What you'll build firstIn your first months, you'll likely:
- Build and evolve the components we actually need - prioritizing the highest-leverage gaps, pressure-testing them in real product work, and turning repeated decisions into durable patterns.
- Establish agent-first systems and workflows - rules + semantics that help humans and agents use the system correctly without depending on tribal knowledge. Set them up to show up in the right moments to create efficiency and consistency across teams.
- Set the operating cadence with design and engineering - a contribution/review rhythm that keeps the system coherent and adopted.
What we're looking for- 6+ years in product design, with real depth in design systems built on tokens, component APIs, and a single source of truth in code (not only a Figma library).
- You've helped build a design system before. You've contributed meaningfully to components/patterns/tokens, governance, adoption, and the messy realities of getting it used.
- A systems thinker. You'd rather build the thing ten people use than ship one feature yourself.
- Taste you can defend. You can pinpoint what's off (spacing, motion, interaction states) and explain what's right for Speak and why.
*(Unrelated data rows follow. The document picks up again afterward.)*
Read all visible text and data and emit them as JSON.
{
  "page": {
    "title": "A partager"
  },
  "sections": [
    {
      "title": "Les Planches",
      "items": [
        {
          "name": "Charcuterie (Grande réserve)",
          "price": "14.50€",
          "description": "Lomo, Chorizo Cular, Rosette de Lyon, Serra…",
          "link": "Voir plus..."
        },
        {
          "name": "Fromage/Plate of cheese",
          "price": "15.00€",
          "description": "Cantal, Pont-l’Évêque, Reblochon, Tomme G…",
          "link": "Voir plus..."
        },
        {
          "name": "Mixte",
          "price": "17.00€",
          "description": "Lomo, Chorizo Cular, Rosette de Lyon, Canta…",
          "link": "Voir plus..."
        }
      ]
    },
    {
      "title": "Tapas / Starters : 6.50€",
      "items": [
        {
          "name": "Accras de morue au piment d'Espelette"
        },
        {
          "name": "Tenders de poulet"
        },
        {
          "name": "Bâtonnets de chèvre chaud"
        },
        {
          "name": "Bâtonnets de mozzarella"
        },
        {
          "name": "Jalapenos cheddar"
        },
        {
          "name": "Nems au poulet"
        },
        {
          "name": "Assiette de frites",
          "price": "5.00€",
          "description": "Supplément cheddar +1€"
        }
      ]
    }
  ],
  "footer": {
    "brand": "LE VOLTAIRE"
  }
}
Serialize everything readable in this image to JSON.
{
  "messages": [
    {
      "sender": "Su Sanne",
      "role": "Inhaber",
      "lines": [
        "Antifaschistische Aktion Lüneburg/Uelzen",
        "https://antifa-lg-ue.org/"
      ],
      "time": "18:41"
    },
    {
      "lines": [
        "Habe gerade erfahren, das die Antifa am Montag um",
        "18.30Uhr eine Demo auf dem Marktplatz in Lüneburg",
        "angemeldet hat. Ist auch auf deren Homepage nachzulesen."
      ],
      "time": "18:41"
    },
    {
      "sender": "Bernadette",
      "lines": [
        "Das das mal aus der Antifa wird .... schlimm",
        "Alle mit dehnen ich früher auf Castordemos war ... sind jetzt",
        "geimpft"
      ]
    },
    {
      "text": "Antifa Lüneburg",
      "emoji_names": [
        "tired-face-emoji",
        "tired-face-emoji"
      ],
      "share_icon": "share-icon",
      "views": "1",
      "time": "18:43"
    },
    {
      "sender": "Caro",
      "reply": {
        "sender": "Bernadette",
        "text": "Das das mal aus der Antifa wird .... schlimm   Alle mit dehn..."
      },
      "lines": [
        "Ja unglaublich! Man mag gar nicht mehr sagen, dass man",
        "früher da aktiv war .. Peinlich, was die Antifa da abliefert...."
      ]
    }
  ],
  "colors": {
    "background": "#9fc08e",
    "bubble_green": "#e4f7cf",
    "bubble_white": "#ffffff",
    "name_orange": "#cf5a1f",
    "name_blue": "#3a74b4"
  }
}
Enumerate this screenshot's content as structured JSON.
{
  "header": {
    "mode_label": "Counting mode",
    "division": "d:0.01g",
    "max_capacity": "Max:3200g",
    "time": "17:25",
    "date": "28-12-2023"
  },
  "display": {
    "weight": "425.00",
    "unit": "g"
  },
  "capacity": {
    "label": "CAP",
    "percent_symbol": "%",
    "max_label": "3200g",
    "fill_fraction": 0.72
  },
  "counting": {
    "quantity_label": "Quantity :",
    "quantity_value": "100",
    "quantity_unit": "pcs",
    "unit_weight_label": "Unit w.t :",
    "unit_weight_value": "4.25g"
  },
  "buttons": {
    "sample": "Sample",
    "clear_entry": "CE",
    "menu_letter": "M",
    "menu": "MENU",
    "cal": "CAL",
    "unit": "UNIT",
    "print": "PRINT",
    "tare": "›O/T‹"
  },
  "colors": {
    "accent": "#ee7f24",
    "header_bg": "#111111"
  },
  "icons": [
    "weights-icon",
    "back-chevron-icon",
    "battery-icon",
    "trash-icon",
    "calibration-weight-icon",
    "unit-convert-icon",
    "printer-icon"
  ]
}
- Clear communication + cross-functional drive. You can write the rule, not just draw the component, and work across teams to drive adoption.
- Autonomy and end-to-end ownership. You thrive with little scaffolding and drive from problem → roadmap → shipped → adopted.
- Fluency with AI in your craft. You've built repeatable ways of working with AI/agents and can explain what changed and why.
- Accessibility and scale mindset. You think about how the system holds up as it grows across mobile and web.
Nice to have- Comfort building or changing components in code (Swift/SwiftUI, Kotlin/Jetpack Compose, or web).
- Shipped consumer-scale mobile products across many markets/locales.
- Built a design system engineers actually used - and that outlasted your time on the team.
- A point of view on where design-to-code and agent workflows are heading, and what's still broken.
- Experience in language learning, education, or another domain where cross-cultural nuance shapes the product.